Por qué aumenta la desconfianza y agresividad en la vejez

Las causas más comunes que desembocan en escenas de ira en pacientes de la tercera edad son:

  •  Sensación de inutilidad.
  • Falta de autonomía, dependencia.
  • Pérdida de capacidades y funcionalidad.
  • Desconexión con el presente.
  • Rechazo al cambio.
  • Demencia y delirios.
  • Trastornos mentales.

Cómo gestionar la ira en ancianos

Evitar situaciones y personas que generan irritabilidad.

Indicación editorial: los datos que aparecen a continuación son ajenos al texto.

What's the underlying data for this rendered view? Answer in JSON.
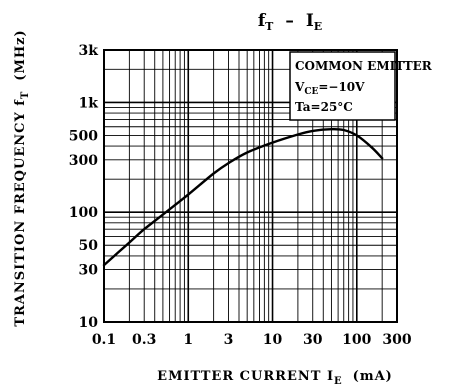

Si sabes que hay conversaciones y personas que generan malestar en el mayor, evita tratarlos abiertamente, salvo cuando sea estrictamente necesario. Quizás el paciente no se muestre irascible en el momento, pero la acumulación de ira deriva en episodios más violentos.

Distrae su atención. Ponte a hablar de algo cotidiano, pregúntale qué ha hecho a lo largo del día, ignora sus provocaciones y la conversación que prevés va a derivar en un estado de descontrol emocional.

No hay un ganador y un perdedor. Las personas mayores tienden a magnificar hechos muy pequeños. Lo que comienza como un detalle que aparentemente es insignificante deriva en un estallido violento. Si presientes que el paciente está frustrado por algo que ha ocurrido a lo largo de la jornada, que ha escuchado o presenciado, intenta que pierda el foco en ello. El anciano intentará tener la razón y, si no lo consigue, se sentirá humillado y como un perdedor. Convéncele de que no se trata de ganar o perder nada e invítale con frases explícitas a que recuerde cosas que le hagan sentir bien: “te acuerdas de esta persona? Me lo he encontrado en el parque y me ha contado que…”.

Demuéstrale que no es frágil. El anciano se siente frágil, desprotegido, desvalido, que ha dejado de ser útil a la sociedad. Explícale lo importante que es en la familia, su aportación a lo largo de los años, el resultado de sus esfuerzos,… El objetivo es que deje de estar a la defensiva y que sienta que su figura sigue teniendo sentido y es relevante en la vida de los demás.

No trates de razonar. Durante la vejez, la memoria y la capacidad de pensar con lógica se ven deterioradas. Aunque te resulte difícil de entender, no hagas al anciano sentirse mal cuando no entienda algo. Si insistes, aumentará su vulnerabilidad y probabilidades de enfado descontrolado.

No te lo tomes como algo personal. Ya sabes lo importante que es que como cuidador, tú también te cuides. No tomes los momentos de enfado del paciente como algo personal. Intenta quitarle importancia y evitar pensamientos negativos con respecto a lo ocurrido. Tu estado de ánimo afecta notablemente al del anciano dependiente. Tómate un tiempo y enfoca tu atención en algo que te agrade, relájate y retoma tus tareas un poco más adelante, más calmados todos.

Ayuda profesional. Cuando veas que los episodios de ira son muy frecuentes y puedan derivar en daños físicos, consulta con un médico, psiquiatra o psicólogo que os ayude a gestionar sus emociones y a actuar correctamente en dichos momentos.